Content gap: Documentation for the Built-in algorithms is incomplete

What did you find confusing? Please describe.

I had a look at our current docs and found gaps in the Algorithm documentations between the AWS dev guide and readthedocs.io.

The AWS dev guide lists all algos that are officially released (left column below), but some of them are not documented in readthedocs.io (right column below).

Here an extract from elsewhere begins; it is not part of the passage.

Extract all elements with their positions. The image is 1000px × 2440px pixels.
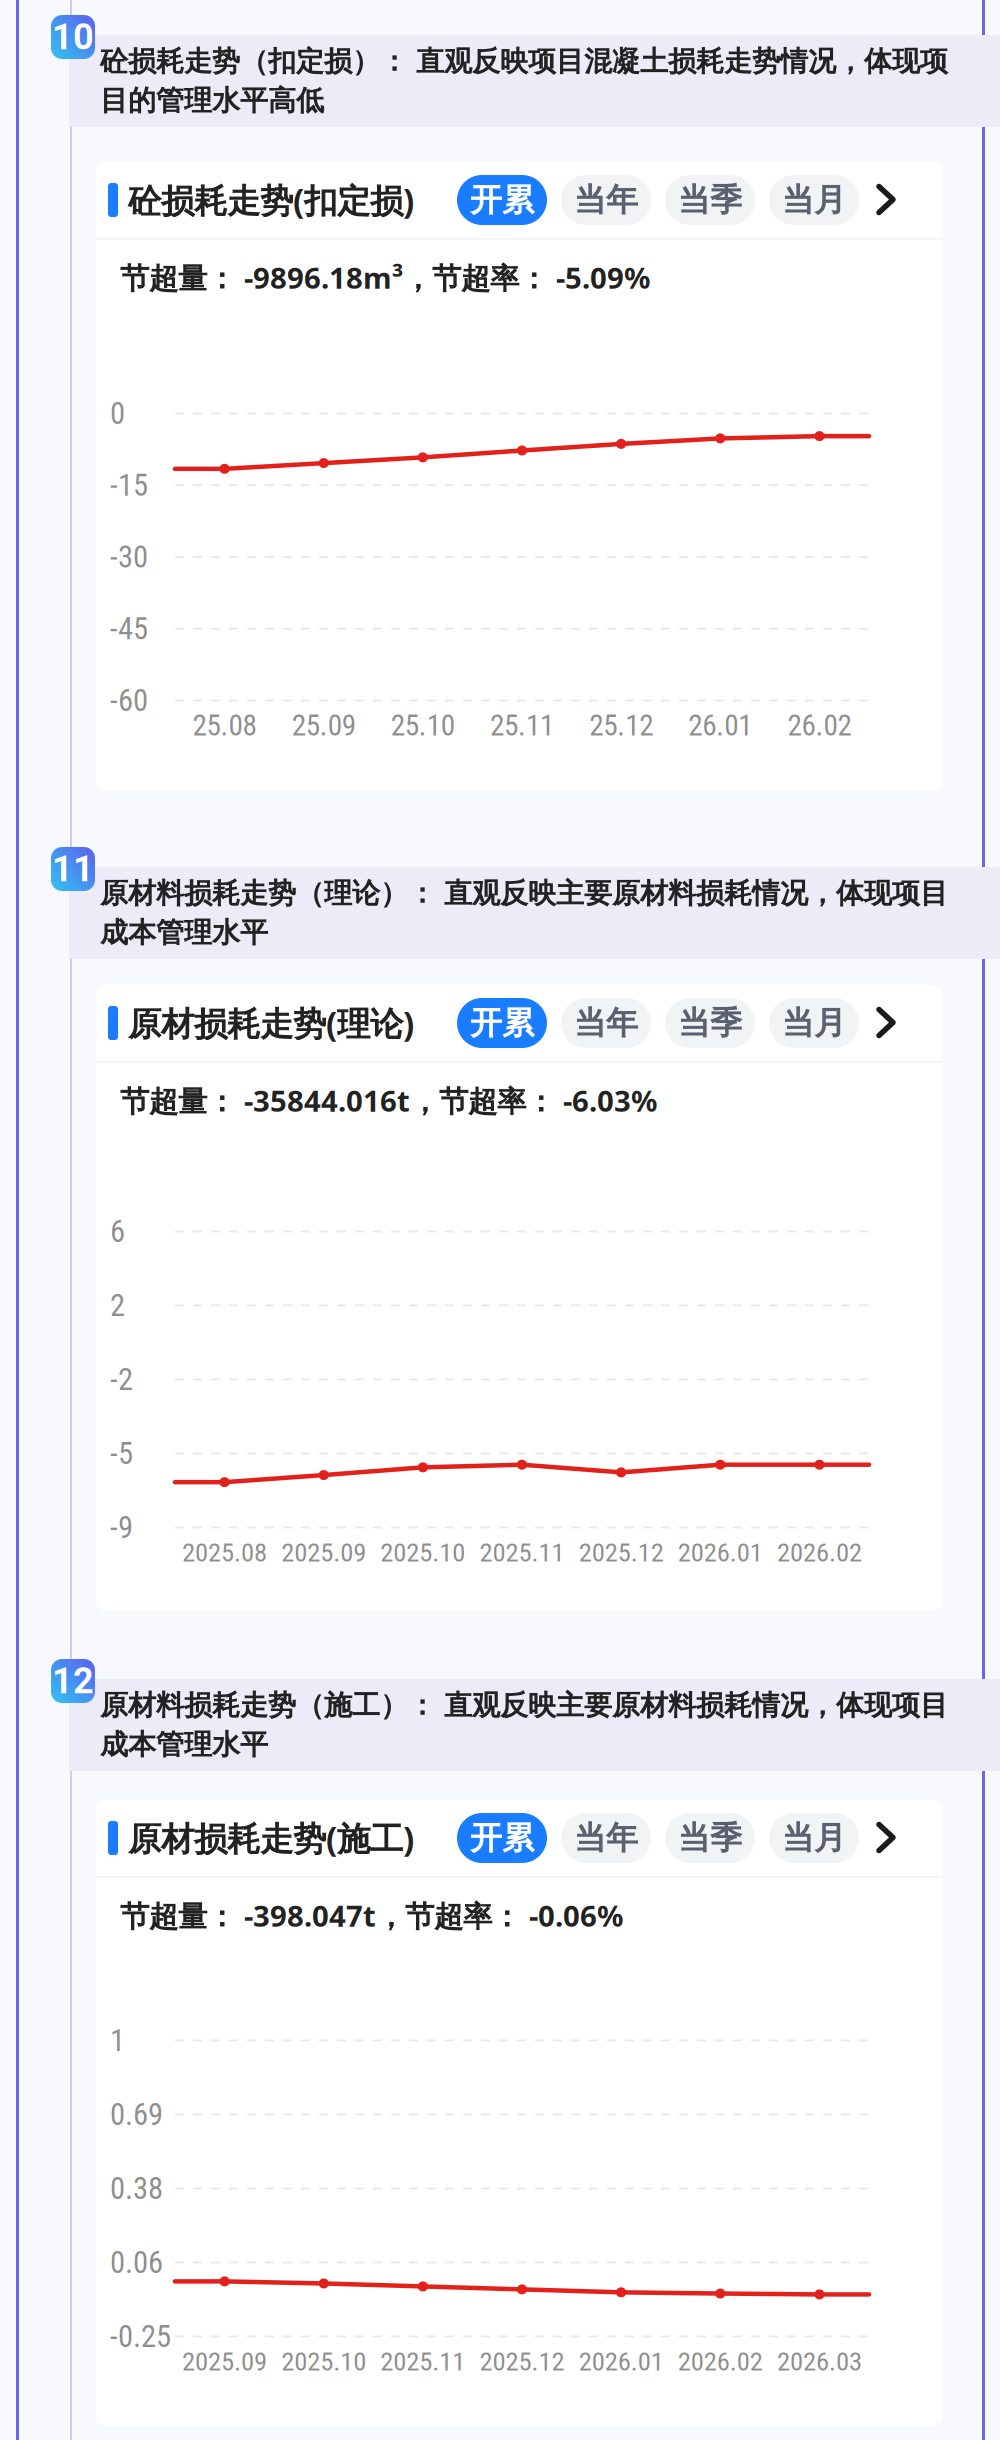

AWS dev guide pySDK in First-Party Algorithms
BlazingText  (missing)
DeepAR Forecasting  (missing)
Factorization Machines FactorizationMachines
Image Classification Algorithm  (missing)
IP Insights IP Insights
K-Means Algorithm K-means
K-Nearest Neighbors (k-NN) Algorithm K-Nearest Neighbors
Latent Dirichlet Allocation (LDA) LDA
Linear learner algorithm LinearLearner
Neural Topic Model (NTM) Algorithm NTM
Object2Vec Object2Vec
Object Detection Algorithm  (missing)
Principal Component Analysis (PCA) Algorithm PCA
Random Cut Forest (RCF) Algorithm Random Cut Forest
Semantic Segmentation  (missing)
Sequence to Sequence (seq2seq)  (missing)
XGBoost XGBoost (is under the Framework node)

In case of XGBoost, I suggest to list it with the other algos and provide a link to the exisiting XGBoost in the Framework node with a short explanation of why XGBoost is under Frameworks.

Describe how documentation can be improved

  • Add the 6 missing algorithms to the readthedoc.io 1p algorithm section.
  • Add XGBoost to the 1p algorithm section as well, and link to the existing XGBoost documentation under the Frameworks node.